I applied some principles that I learned from the book “Made to Stick,” recommended to me by one of my mentors, Dr. Mike Negrete. Specifically, I wanted to incorporate a familiar story and voice – someone that people could identify with easily, and to throw in something unexpected. I thought my mom fit the bill exactly. She’s not playing a character – she really does love to cook, and she has the sense of humor to play along with the silliness. Using my parents in the video was also a matter of convenience. I was home in Barstow for my high school reunion a few days before the submission deadline. It was all very last minute. When I told them I had won, they were shocked. They thought I was just making the film for fun, to “put on Facebook.” They had no idea it was a national competition.
Why do you think the video is effective in motivating people to get flu shots?
I think the video stands out because it gives the audience a real, likeable character in the middle of an everyday activity… a working mom who loves to cook and spend time with family and who doesn’t have time to get sick. I wanted to focus on positive-reinforcing reasons for getting the flu shot. It’s easy to imagine the benefits of preventing the flu when put in that context. It’s nothing fancy – no distracting special effects. It is succinct, funny, and it gets the point across without being patronizing. I had originally envisioned it as part of a series of videos spotlighting people of diverse backgrounds and their everyday reasons for getting the flu shot.
What did you win, and what will you do with the prize money?

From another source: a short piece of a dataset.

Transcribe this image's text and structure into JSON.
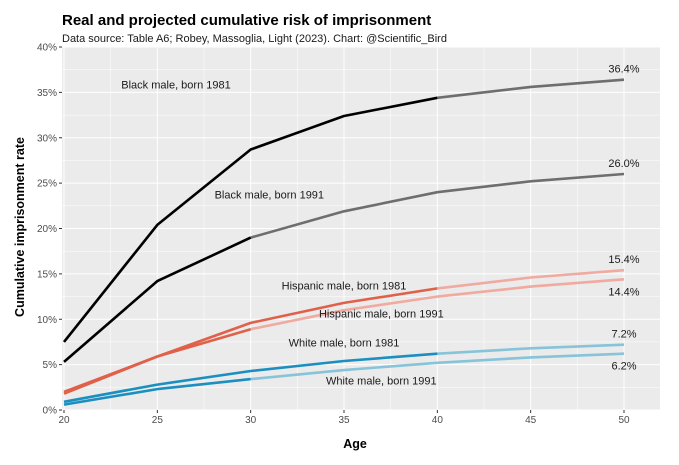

The Grand Prize for the winning video was $2,500, and the results were announced on the CDC’s flu website. I have already donated some of it to the Pharmacy Foundation of California’s medication safety outreach efforts and Lyon-Martin Health Services. I plan on donating to my old project Operation Immunization. I also plan on spending a good amount of it at the annual School of Pharmacy Spring Auction on May 26, the proceeds of which benefit all School of Pharmacy community service projects. Finally, I want to upgrade my ancient phone to an iPhone, onto which I will upload drug reference tools to use on rotations.